= Billy Scarratt =

English footballer

Billy Scarratt (1878–1958) was an English footballer who gained recognition as one of the first star names at Shrewsbury Town.

Scarratt joined Shrewsbury Town from his hometown team Wellington Town, and was to play for Shrewsbury for eight seasons prior to World War I.

Scarratt is credited as being the first ever goalscorer at Shrewsbury's former Gay Meadow home, scoring an own goal in the first ever known game, a practice match between the 'Reds' and the 'Whites' on 20 August 1910. He made amends for this shortly after on 10 September, in Shrewsbury Town's first match at Gay Meadow, versus Wolverhampton Wanderers Reserves. Whilst Shrewsbury lost 2–1, Scarratt scored in the right end and became the first Shrewsbury Town player to score at Gay Meadow.

During his eight-season spell at Gay Meadow, Scarratt played in every position, including goalkeeper.
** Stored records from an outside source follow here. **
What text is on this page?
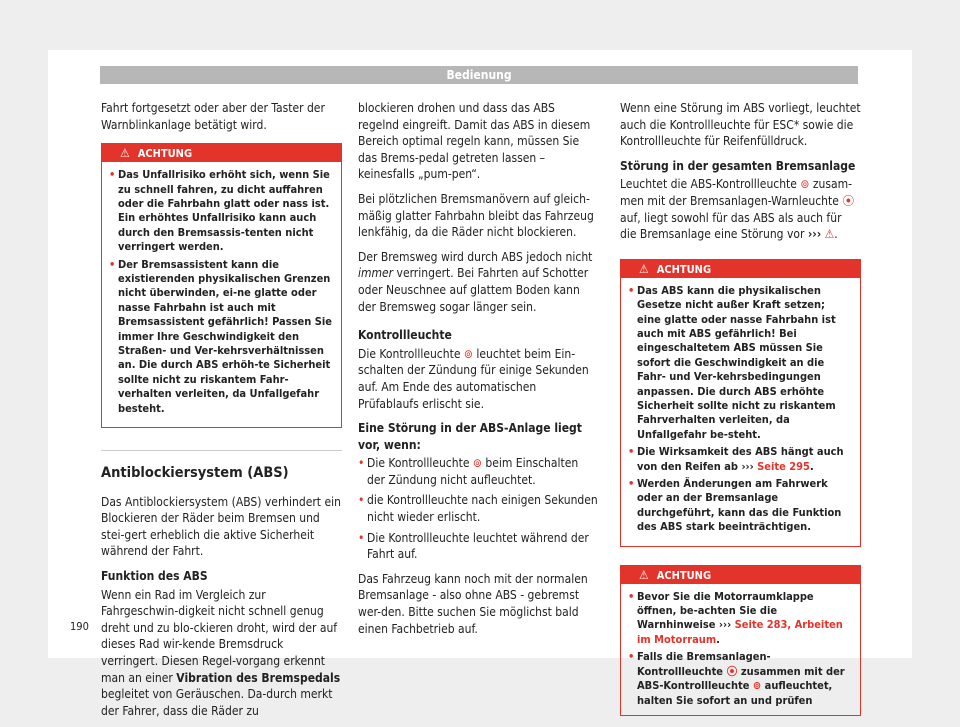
Bedienung

Fahrt fortgesetzt oder aber der Taster der Warnblinkanlage betätigt wird.

⚠ ACHTUNG
• Das Unfallrisiko erhöht sich, wenn Sie zu schnell fahren, zu dicht auffahren oder die Fahrbahn glatt oder nass ist. Ein erhöhtes Unfallrisiko kann auch durch den Bremsassis-tenten nicht verringert werden.
• Der Bremsassistent kann die existierenden physikalischen Grenzen nicht überwinden, ei-ne glatte oder nasse Fahrbahn ist auch mit Bremsassistent gefährlich! Passen Sie immer Ihre Geschwindigkeit den Straßen- und Ver-kehrsverhältnissen an. Die durch ABS erhöh-te Sicherheit sollte nicht zu riskantem Fahr-verhalten verleiten, da Unfallgefahr besteht.
Antiblockiersystem (ABS)

Das Antiblockiersystem (ABS) verhindert ein Blockieren der Räder beim Bremsen und stei-gert erheblich die aktive Sicherheit während der Fahrt.

Funktion des ABS

Wenn ein Rad im Vergleich zur Fahrgeschwin-digkeit nicht schnell genug dreht und zu blo-ckieren droht, wird der auf dieses Rad wir-kende Bremsdruck verringert. Diesen Regel-vorgang erkennt man an einer Vibration des Bremspedals begleitet von Geräuschen. Da-durch merkt der Fahrer, dass die Räder zu

blockieren drohen und dass das ABS regelnd eingreift. Damit das ABS in diesem Bereich optimal regeln kann, müssen Sie das Brems-pedal getreten lassen – keinesfalls „pum-pen“.

Bei plötzlichen Bremsmanövern auf gleich-mäßig glatter Fahrbahn bleibt das Fahrzeug lenkfähig, da die Räder nicht blockieren.

Der Bremsweg wird durch ABS jedoch nicht immer verringert. Bei Fahrten auf Schotter oder Neuschnee auf glattem Boden kann der Bremsweg sogar länger sein.

Kontrollleuchte

Die Kontrollleuchte ⊚ leuchtet beim Ein-schalten der Zündung für einige Sekunden auf. Am Ende des automatischen Prüfablaufs erlischt sie.

Eine Störung in der ABS-Anlage liegt vor, wenn:

• Die Kontrollleuchte ⊚ beim Einschalten der Zündung nicht aufleuchtet.
• die Kontrollleuchte nach einigen Sekunden nicht wieder erlischt.
• Die Kontrollleuchte leuchtet während der Fahrt auf.

Das Fahrzeug kann noch mit der normalen Bremsanlage - also ohne ABS - gebremst wer-den. Bitte suchen Sie möglichst bald einen Fachbetrieb auf.

Wenn eine Störung im ABS vorliegt, leuchtet auch die Kontrollleuchte für ESC* sowie die Kontrollleuchte für Reifenfülldruck.

Störung in der gesamten Bremsanlage

Leuchtet die ABS-Kontrollleuchte ⊚ zusam-men mit der Bremsanlagen-Warnleuchte ⦿ auf, liegt sowohl für das ABS als auch für die Bremsanlage eine Störung vor ››› ⚠.

⚠ ACHTUNG
• Das ABS kann die physikalischen Gesetze nicht außer Kraft setzen; eine glatte oder nasse Fahrbahn ist auch mit ABS gefährlich! Bei eingeschaltetem ABS müssen Sie sofort die Geschwindigkeit an die Fahr- und Ver-kehrsbedingungen anpassen. Die durch ABS erhöhte Sicherheit sollte nicht zu riskantem Fahrverhalten verleiten, da Unfallgefahr be-steht.
• Die Wirksamkeit des ABS hängt auch von den Reifen ab ››› Seite 295.
• Werden Änderungen am Fahrwerk oder an der Bremsanlage durchgeführt, kann das die Funktion des ABS stark beeinträchtigen.
⚠ ACHTUNG
• Bevor Sie die Motorraumklappe öffnen, be-achten Sie die Warnhinweise ››› Seite 283, Arbeiten im Motorraum.
• Falls die Bremsanlagen-Kontrollleuchte ⦿ zusammen mit der ABS-Kontrollleuchte ⊚ aufleuchtet, halten Sie sofort an und prüfen
190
His Shrewsbury career was ended by World War I, when he served in the King's Shropshire Light Infantry. Having survived the war, he is not believed to have returned to football, instead he emigrated to New York City to find work as a builder. He returned to Shropshire in 1930 (possibly as a result of the Great Depression) and settled in his hometown of Wellington before dying in 1958, aged 80.